Pack-mule route to placer diggings Pack-mule route to placer diggings

This house was a small wayside inn, situated where a miners' trail crossed the emigrant route; a roughly-made, two-story, frame building, with a corral adjoining; at which mule pack-trains stopped overnight, when carrying supplies from Sacramento and Marysville for miners working the gold placer diggings along the American and Yuba rivers. We camped beside the little hotel, and the next morning were for the first time permitted to enjoy a sample of the proverbially generous California hospitality, when the landlord invited our entire company into his hostelry for breakfast.

Our entrance into California was in Nevada County, thence through Placer, Sacramento, Solano and Napa, and into Sonoma.

Over the last one hundred miles we saw evidences that the valleys, great and small, were rapidly filling with settlers.

The last stream forded was the Russian River, flowing southwesterly through Alexander Valley, to the sea. Having crossed to the western shore, our motley throng found itself in the settlement embracing the village of Healdsburg, an aggregation of perhaps a dozen or twenty houses. There our worn and weather-stained troop made its final halt; and the jaded oxen, on whose endurance and patient service so much—even our lives—had depended, were unyoked the last time, on September seventeenth, just four months after the departure from the Missouri River.

Considering all the circumstances of the journey, through two thousand miles of diversified wilderness, during which we rested each night in a different spot; it seems providential that, on every occasion when the time came for making camp, a supply of water and fuel was obtainable. Without these essentials there would have been much additional suffering. Sometimes the supply was limited or inferior, sometimes both; especially during those trying times in the westerly portion of the Humboldt region; but we were never without potable water nor fire, at least for the preparation of our evening meal.
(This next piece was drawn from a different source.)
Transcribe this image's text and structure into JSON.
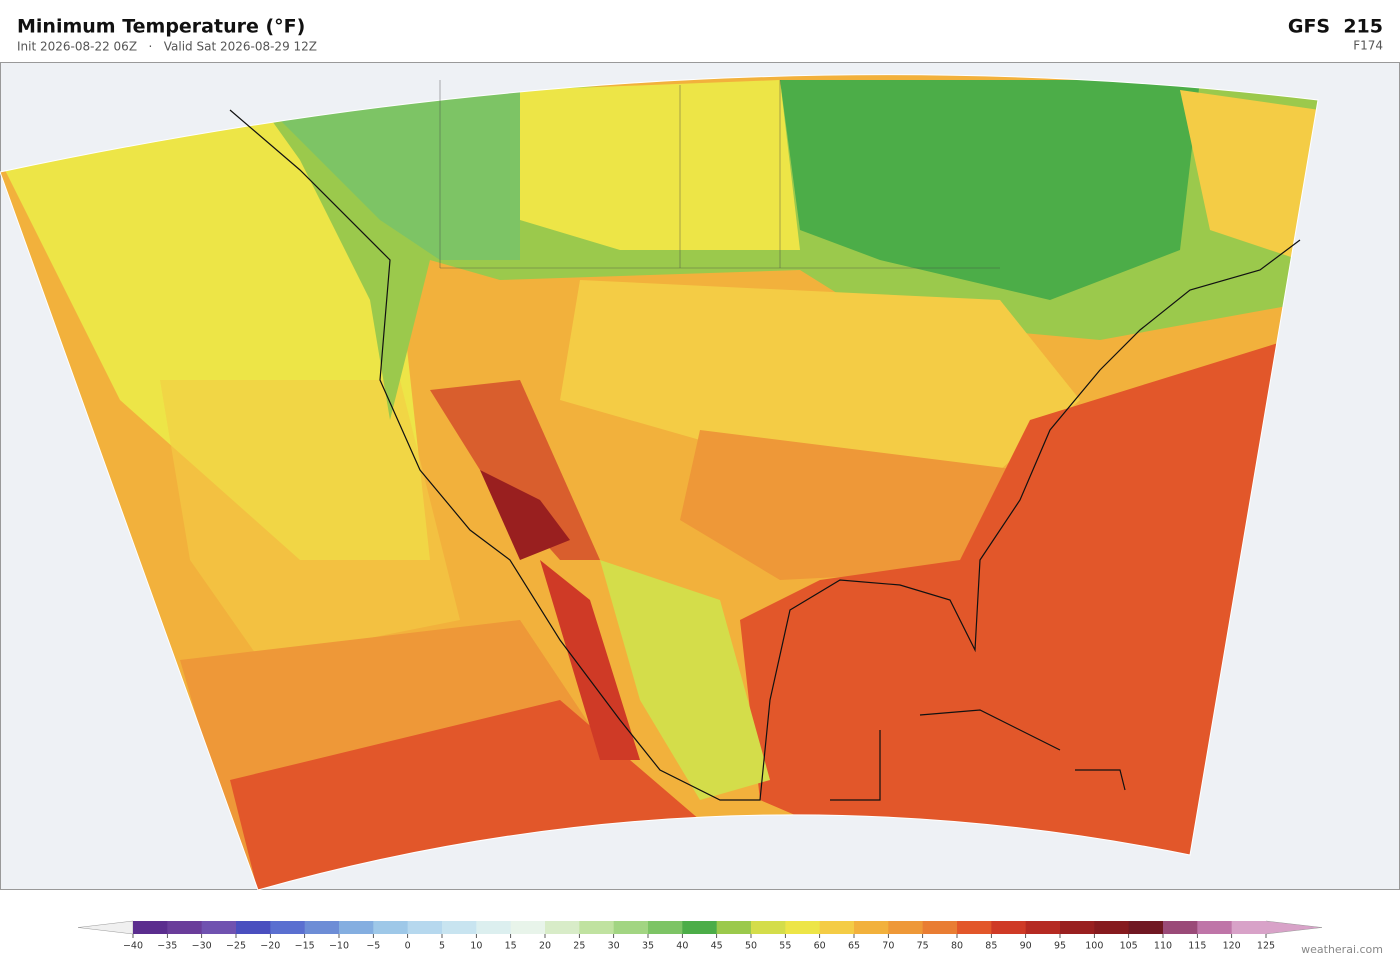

Nature had prepared the country for this great overland exodus from the populous East; a most important factor in the upbuilding of the rich western empire, theretofore so little known, but whose development of resources and accession of inhabitants since have been the world's greatest marvel for more than half a hundred years.

As I look back, through the lapse of nearly sixty years, upon that toilsome and perilous journey, notwithstanding its numerous harrowing events, memory presents it to me as an itinerary of almost continuous excitement and wholesome enjoyment; a panorama that never grows stale; many of the incidents standing out to view on recollection's landscape as clear and sharp as the things of yesterday. That which was worst seems to have softened and lapsed into the half-forgotten, while the good and happy features have grown brighter and better with the passing of the years.

Whether pioneers in the most technical sense, we were early Californians, who learned full well what was meant by "Crossing the Plains."